CompTIA Data+ is an early-career data analytics certification for professionals tasked with developing and promoting data-driven business decision-making. That means that you can make yourself more employable by learning how to better analyze and interpret data, communicate insights and demonstrate competency. CompTIA Data+ validates certified professionals have the skills required to facilitate data-driven business decisions, including:
- Mining data
- Manipulating data
- Visualizing and reporting data
- Applying basic statistical methods
- Analyzing complex datasets while adhering to governance and quality standards throughout the entire data life cycle
You can expect performance-based and multiple-choice questions across five domains:
- Data Concepts and Environments (15%)
- Data Mining (25%)
- Data Analysis (23%)
- Visualization (23%)
- Data Governance, Quality and Controls (14%)
These domains relate back to job roles that are tasked with developing and promoting data-driven business decision-making.
For example, your organization collects all sorts of data, but is it easy to parse through that data, analyze the data and make sense of it? This is where data visualization comes into play. Telling the story of your data and getting stakeholders to understand is a valuable skill that employers want.

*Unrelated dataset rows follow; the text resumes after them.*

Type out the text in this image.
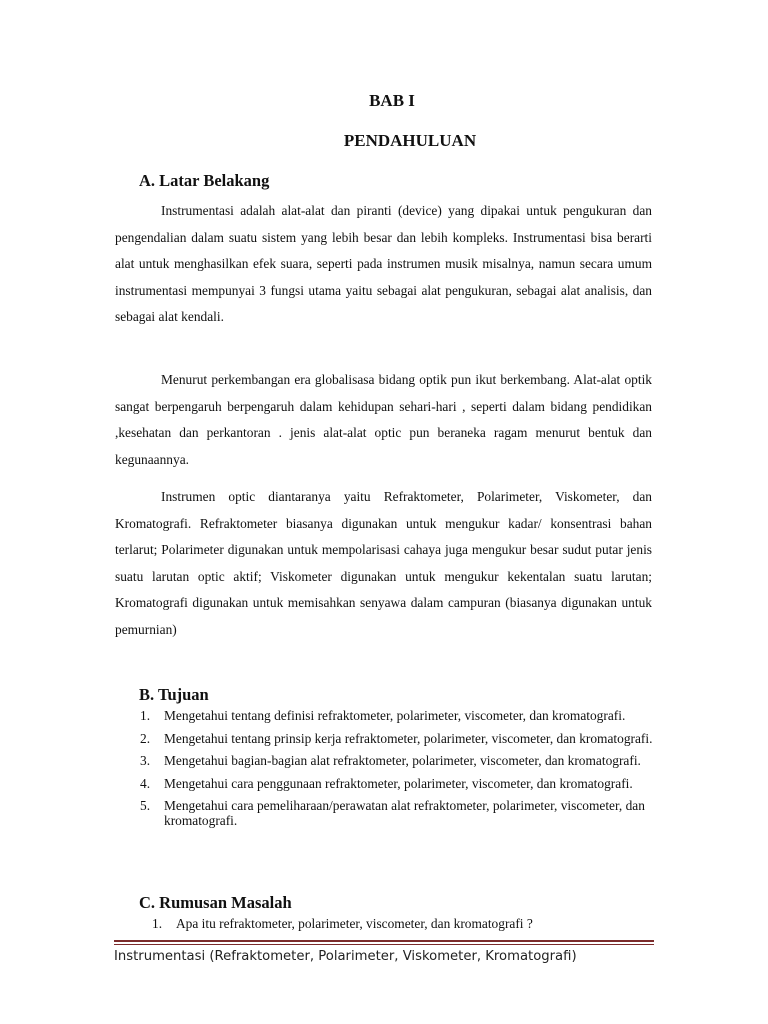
BAB I
PENDAHULUAN
A. Latar Belakang

Instrumentasi adalah alat-alat dan piranti (device) yang dipakai untuk pengukuran dan pengendalian dalam suatu sistem yang lebih besar dan lebih kompleks. Instrumentasi bisa berarti alat untuk menghasilkan efek suara, seperti pada instrumen musik misalnya, namun secara umum instrumentasi mempunyai 3 fungsi utama yaitu sebagai alat pengukuran, sebagai alat analisis, dan sebagai alat kendali.

Menurut perkembangan era globalisasa bidang optik pun ikut berkembang. Alat-alat optik sangat berpengaruh berpengaruh dalam kehidupan sehari-hari , seperti dalam bidang pendidikan ,kesehatan dan perkantoran . jenis alat-alat optic pun beraneka ragam menurut bentuk dan kegunaannya.

Instrumen optic diantaranya yaitu Refraktometer, Polarimeter, Viskometer, dan Kromatografi. Refraktometer biasanya digunakan untuk mengukur kadar/ konsentrasi bahan terlarut; Polarimeter digunakan untuk mempolarisasi cahaya juga mengukur besar sudut putar jenis suatu larutan optic aktif; Viskometer digunakan untuk mengukur kekentalan suatu larutan; Kromatografi digunakan untuk memisahkan senyawa dalam campuran (biasanya digunakan untuk pemurnian)

B. Tujuan
1. Mengetahui tentang definisi refraktometer, polarimeter, viscometer, dan kromatografi.
2. Mengetahui tentang prinsip kerja refraktometer, polarimeter, viscometer, dan kromatografi.
3. Mengetahui bagian-bagian alat refraktometer, polarimeter, viscometer, dan kromatografi.
4. Mengetahui cara penggunaan refraktometer, polarimeter, viscometer, dan kromatografi.
5. Mengetahui cara pemeliharaan/perawatan alat refraktometer, polarimeter, viscometer, dan kromatografi.
C. Rumusan Masalah
1. Apa itu refraktometer, polarimeter, viscometer, dan kromatografi ?
Instrumentasi (Refraktometer, Polarimeter, Viskometer, Kromatografi)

As the importance of data analytics grows, more job roles are required to set context and better communicate vital business intelligence. Collecting, analyzing and reporting on data can drive priorities and lead business decision-making. The following data and analytics primary job roles align with CompTIA Data+:
- Data analyst
- Clinical analyst
- Reporting analyst
- Marketing analyst
- Business data analyst
- Operations analyst
- Business intelligence analyst
CompTIA Data+ is an ideal certification for not only data-specific careers, but also other career paths that benefit from analytics processes and data analytics knowledge. Jobs like marketing specialists, financial analysts, human resource analysts or clinical health care analysts can optimize performance and make well-informed decisions when they use and evaluate data correctly.
CompTIA Data+ is the only data analyst certification that covers baseline data analytics skills, assesses hands-on abilities and is vendor neutral and tool agnostic.
Vendor-neutral certifications provide analyst skills needed to perform various job roles regardless of the specific programs and tools being used. Compare this to vendor-specific certifications, which equip you to work with just one platform (such as SAS, Tableau or Microsoft). There are also certifications that dive deeper, such as big data and business analytics that can be pursued after receiving CompTIA Data+.